2-very ampleness for adjoint bundles of ample and spanned vector bundles on surfaces (Q1365446)

Let \({\mathcal E}\) be an ample and spanned vector bundle of rank \(r\geq 2\) on a smooth complex projective surface \(X\). The 2-very ampleness of the adjoint line bundle \(K_X +\text{det }{\mathcal E}\) is investigated. In particular, under the assumption that \(c_1({\mathcal E})^2\geq 16\), the exceptions to the 2-very ampleness of the adjoint bundle are classified in the following cases: (i) \(r\geq 3\), and (ii) \(r\geq 2\) with \({\mathcal E}\) very ample.
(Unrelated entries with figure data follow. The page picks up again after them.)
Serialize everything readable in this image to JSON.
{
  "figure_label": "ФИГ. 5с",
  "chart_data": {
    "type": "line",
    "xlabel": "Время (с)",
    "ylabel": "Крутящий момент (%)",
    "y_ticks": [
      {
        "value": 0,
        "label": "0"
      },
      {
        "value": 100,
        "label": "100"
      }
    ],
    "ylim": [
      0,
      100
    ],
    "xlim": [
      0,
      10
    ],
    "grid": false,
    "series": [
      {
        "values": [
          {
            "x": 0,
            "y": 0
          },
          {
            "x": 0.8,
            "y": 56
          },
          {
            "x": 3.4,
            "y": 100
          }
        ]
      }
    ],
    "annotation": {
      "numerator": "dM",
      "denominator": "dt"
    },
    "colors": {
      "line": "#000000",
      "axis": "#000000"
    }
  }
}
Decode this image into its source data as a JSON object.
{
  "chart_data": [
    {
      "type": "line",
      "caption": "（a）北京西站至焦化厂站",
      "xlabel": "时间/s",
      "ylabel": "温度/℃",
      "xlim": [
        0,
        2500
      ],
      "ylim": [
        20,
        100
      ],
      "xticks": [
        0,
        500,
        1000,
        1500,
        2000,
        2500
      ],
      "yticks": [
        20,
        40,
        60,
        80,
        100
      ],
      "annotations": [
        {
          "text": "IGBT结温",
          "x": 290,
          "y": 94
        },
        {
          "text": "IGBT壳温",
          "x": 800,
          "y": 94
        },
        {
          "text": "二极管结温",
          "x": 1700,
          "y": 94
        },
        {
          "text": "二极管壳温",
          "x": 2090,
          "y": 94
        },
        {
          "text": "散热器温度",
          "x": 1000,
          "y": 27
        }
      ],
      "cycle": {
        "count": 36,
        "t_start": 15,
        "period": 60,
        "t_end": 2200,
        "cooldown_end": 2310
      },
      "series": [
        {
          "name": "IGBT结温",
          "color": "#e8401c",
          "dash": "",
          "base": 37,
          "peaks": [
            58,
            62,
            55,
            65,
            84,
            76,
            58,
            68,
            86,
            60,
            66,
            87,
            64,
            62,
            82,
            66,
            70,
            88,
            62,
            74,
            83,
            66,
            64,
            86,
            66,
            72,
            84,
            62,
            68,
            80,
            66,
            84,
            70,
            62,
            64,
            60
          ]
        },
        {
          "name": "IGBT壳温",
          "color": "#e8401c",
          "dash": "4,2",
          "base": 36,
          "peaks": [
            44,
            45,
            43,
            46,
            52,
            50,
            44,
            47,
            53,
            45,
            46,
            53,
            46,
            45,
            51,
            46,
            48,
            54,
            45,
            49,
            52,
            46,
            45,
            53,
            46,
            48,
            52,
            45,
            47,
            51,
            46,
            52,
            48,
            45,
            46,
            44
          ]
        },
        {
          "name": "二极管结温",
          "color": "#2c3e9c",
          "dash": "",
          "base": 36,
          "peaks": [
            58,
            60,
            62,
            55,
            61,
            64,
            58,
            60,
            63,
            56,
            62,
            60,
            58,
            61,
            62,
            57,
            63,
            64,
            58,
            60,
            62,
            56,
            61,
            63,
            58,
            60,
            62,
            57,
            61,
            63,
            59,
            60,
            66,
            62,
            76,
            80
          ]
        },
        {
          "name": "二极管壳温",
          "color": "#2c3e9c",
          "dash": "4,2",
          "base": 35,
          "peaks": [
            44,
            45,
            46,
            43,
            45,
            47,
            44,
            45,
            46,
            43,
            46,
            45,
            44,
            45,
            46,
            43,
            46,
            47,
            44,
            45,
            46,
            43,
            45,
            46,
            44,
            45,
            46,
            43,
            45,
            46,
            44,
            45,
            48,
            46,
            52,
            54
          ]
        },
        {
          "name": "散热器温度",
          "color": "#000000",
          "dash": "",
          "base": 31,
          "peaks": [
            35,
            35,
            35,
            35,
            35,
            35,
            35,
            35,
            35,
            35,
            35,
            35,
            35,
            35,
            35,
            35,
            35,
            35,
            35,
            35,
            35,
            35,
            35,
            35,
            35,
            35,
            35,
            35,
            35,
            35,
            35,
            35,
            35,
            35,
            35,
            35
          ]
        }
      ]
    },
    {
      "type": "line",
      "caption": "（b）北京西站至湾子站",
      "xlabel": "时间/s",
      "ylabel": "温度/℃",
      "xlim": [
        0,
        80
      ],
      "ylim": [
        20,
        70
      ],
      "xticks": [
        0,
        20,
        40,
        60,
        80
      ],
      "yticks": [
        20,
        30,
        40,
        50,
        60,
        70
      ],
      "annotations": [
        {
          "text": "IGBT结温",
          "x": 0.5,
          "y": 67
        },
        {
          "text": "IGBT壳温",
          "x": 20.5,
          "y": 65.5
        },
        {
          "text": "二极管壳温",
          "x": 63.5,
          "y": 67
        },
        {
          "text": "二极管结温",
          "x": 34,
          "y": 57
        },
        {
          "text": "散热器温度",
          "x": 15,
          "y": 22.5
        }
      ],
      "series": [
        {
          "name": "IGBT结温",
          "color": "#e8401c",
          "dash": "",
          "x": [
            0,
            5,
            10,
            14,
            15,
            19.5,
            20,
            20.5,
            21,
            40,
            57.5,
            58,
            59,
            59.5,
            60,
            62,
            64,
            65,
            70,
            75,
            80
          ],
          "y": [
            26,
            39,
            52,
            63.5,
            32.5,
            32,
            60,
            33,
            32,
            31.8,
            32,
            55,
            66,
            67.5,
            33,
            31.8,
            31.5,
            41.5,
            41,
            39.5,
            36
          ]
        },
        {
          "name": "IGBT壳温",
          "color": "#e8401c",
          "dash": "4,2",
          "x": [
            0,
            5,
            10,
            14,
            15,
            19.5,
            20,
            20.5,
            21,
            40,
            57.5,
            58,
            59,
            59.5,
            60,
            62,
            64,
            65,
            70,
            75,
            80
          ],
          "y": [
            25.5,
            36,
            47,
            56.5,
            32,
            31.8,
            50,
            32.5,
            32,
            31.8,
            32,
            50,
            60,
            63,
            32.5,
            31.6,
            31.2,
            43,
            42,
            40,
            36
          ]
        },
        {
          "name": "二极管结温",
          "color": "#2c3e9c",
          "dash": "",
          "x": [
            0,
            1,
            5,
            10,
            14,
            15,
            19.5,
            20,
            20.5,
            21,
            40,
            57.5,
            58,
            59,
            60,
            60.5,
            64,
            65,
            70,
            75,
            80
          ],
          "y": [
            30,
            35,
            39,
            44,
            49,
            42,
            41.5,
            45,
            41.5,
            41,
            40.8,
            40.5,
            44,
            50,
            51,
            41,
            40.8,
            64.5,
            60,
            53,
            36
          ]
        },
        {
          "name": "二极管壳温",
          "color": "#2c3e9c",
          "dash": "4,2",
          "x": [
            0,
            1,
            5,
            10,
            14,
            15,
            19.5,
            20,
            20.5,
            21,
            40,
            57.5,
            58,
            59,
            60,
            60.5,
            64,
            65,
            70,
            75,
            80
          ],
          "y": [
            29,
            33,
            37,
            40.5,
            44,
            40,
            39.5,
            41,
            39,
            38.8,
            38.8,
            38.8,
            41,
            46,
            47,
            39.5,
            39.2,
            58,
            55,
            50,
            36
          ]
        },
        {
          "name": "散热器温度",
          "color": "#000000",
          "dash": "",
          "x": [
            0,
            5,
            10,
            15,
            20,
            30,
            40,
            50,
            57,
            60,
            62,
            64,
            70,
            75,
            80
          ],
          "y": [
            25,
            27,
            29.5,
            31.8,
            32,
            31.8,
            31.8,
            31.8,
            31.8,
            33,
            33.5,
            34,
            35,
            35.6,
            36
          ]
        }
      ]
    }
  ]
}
We also prove the \(k\)-very ampleness of \(K_X+\text{det }{\mathcal E}\) for any ample and spanned vector bundle \({\mathcal E}\) of rank \(r\geq 2k\) \((\geq 4)\) with \(c_1({\mathcal E})^2\geq 4k+8\) except for \((X,{\mathcal E})\cong (\mathbb{P}^2,{\mathcal O}_{\mathbb{P}} (1)^{\oplus 4})\). In the general case when \(r=2\), in which the number of exceptions seems out of control, we produce several examples of pairs \((X,{\mathcal E})\) for which \(K_X+\text{det }{\mathcal E}\) is very ample but fails to be 2-very ample.